In 2011, the year prior to Pio Baldi exiting his position as president of Rome’s MAXXI – the National Museum of the 21st Century Arts – 80 percent of the museum’s expenditure was sourced privately; as vivid an illustration as any that the arts in Italy cannot survive without ticket sales, sponsors and wealthy donors. When I asked Turin’s mayor, Piero Fassino, during last year’s Artissima art fair why arts expenditure had been slashed at the local level – contrary to his pledge in 2011 to maintain funding levels even during the financial crisis – his answer was pragmatic: when he had made his promise (during a press conference for international journalists at the mayor’s office), the intention had been to maintain total funding levels from across private and public sources. This, Fassino argued, had been achieved. 

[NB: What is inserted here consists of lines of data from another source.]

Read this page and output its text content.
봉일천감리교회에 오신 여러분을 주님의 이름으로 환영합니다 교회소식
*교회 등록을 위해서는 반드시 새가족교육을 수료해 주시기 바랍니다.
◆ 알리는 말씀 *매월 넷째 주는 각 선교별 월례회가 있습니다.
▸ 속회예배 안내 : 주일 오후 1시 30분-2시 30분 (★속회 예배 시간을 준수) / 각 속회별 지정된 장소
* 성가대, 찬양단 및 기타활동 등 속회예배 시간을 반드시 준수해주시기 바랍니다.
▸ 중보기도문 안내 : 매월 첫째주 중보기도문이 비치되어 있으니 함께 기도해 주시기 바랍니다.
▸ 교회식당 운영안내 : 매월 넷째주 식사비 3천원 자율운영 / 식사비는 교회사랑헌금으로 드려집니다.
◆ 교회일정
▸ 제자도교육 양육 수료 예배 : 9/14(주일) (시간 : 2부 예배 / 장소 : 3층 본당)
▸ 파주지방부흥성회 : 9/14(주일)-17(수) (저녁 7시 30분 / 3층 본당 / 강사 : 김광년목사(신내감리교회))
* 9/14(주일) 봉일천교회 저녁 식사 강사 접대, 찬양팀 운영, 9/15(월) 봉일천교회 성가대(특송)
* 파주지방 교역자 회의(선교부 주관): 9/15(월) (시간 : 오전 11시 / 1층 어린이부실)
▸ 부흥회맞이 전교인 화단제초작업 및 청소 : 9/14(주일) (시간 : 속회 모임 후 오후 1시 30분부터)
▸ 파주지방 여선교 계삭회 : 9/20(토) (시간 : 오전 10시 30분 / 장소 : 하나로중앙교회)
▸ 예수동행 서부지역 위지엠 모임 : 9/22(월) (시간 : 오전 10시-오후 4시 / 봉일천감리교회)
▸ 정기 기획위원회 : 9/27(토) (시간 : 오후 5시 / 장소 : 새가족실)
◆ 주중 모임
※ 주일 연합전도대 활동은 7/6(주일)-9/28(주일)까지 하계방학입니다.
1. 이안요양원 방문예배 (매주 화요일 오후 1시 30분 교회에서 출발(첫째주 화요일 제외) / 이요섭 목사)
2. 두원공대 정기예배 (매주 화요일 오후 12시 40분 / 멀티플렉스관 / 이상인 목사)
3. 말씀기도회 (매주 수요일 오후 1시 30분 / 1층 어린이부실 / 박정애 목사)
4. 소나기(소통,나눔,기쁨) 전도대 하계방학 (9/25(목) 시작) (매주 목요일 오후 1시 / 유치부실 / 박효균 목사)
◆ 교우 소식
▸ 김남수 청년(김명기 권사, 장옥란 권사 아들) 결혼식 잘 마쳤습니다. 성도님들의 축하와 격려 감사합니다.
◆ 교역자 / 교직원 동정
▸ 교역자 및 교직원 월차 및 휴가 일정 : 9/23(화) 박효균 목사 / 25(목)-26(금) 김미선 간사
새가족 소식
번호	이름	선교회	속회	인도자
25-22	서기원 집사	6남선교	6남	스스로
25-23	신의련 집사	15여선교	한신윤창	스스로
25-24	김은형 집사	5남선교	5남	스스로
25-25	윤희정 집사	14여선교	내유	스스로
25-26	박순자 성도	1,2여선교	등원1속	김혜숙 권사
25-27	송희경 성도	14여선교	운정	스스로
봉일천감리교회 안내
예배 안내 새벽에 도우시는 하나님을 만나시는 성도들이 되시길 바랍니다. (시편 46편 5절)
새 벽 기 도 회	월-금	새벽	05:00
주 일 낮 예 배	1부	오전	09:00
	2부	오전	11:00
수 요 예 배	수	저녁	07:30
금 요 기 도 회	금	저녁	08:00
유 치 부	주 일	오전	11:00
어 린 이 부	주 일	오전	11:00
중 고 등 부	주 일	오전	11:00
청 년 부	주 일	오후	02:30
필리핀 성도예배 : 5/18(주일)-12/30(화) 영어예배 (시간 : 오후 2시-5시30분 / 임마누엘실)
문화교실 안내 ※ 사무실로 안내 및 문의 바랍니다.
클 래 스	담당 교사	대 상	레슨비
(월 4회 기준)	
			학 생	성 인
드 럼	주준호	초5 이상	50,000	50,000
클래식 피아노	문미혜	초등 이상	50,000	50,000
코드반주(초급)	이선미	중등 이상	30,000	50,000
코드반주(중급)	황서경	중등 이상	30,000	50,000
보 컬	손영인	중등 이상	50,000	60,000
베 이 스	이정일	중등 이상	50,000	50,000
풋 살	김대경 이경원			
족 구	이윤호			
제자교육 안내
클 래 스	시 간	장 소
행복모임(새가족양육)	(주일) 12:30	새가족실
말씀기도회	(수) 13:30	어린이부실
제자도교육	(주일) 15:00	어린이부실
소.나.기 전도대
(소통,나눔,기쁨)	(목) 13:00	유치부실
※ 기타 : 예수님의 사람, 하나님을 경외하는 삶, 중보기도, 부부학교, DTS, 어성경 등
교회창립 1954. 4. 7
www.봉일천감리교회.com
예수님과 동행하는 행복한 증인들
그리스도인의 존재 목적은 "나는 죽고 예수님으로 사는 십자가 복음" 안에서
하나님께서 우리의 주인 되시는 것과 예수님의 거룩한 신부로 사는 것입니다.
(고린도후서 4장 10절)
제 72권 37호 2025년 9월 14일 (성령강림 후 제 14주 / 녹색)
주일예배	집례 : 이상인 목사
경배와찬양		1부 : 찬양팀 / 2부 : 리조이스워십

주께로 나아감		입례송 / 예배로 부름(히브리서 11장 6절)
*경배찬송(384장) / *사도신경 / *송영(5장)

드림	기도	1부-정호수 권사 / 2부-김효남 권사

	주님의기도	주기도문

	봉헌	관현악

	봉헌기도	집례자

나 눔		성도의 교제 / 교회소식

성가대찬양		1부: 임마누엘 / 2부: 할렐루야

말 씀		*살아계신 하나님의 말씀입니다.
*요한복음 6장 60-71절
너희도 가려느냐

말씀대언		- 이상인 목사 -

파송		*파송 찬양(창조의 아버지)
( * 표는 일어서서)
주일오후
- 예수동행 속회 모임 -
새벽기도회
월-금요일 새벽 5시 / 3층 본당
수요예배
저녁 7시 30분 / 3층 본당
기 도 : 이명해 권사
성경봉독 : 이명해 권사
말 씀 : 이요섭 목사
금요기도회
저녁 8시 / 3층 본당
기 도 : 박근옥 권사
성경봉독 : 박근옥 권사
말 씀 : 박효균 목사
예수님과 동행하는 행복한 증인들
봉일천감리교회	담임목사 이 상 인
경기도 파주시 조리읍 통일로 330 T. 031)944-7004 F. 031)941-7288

Though, of course, when a leftwing politician – Fassino is with the centre-left Democratic Party and entered political life with the Communist Party of Italy – promises to maintain funding at a certain level, it is usually taken to mean public funding. Can it be claimed that replacing public funding for the arts with private funding is a straight swap? Surely the net result of decreased state/council funding and increased private funding could have an effect on artistic content, just as the corporatisation of university education is shaping the subjects that are taught within universities.With this in mind, it is worthwhile taking time to question art’s relation to the debate of public vs. private funding. Where should art place itself in relation to a Europe-wide (largely rightwing) governmental consensus that has all but destroyed a deeply entrenched political commitment towards state provision for welfare, education and culture? For while the contemporary art world has enjoyed a heightened dalliance with political issues during the last two to three years, it is remarkably short on initiatives that question the fundamental relationship between art and power. Consequently, for all the apparently genuine sentiments that may have underpinned a seeming commitment to address political issues via the arts in recent years, a simple shift in focus towards concerns such as Minimalism, colour and painting for painting’s sake would expose the shallowness of such intentions quicker than one could shout “Free Pussy Riot!”

This, indeed – if Artissima 2012 is an accurate representation of the market as a whole – seems to be precisely the position we’re in. Minimalism and colour were very present at the main fair this year. Political statements were conspicuous by their absence. ‘Social’ or ‘political’ art, while present in all eras, chimes particularly with a world stricken by economic crisis, appalled by the foreign policy of the UK, the US and its allies, and inspired by the Arab Spring. Yet with no clear end to the economic crisis, the Arab world on the brink and the memory of the Iraq War continuing to haunt, as Iran pursues its nuclear programme, political art has become akin to a shrill and ineffectual steward shouting “Brace!” on an aeroplane that continues a long freefall with no final impact in sight.

Perhaps it is no surprise that we are witnessing a shift in focus. There are arguably two poles that have characterised the debate on art and politics since the Second World War: art as a form of political praxis at one extreme, and art as a purely aesthetic consideration – and containing a political intent in its refusal to engage concretely with society – at the other. Neither argument gains a strong foothold, perhaps because any success that art might have in convincingly entering the political realm either overtly or by its refusal to participate in politics (its aloofness giving it a critical capacity) thereby subjects it to the requirement that it provide convincing political solutions. And they are hard to come by. Looked at like this, the level of overall abstraction in the debate surrounding the political capacity of art transforms it, to all appearances, into a game of sophism, which is harmful for two reasons. 

Firstly, such sophism diverts huge energies and resources that might otherwise engage more concretely in finding political solutions. Secondly, where the artworld does engage concretely with society, it does so mostly uncritically. ‘Take the money and run’ is the prevailing motto in this field, through periods of prosperity and of crisis, whether we drape ourselves in the red flag or not.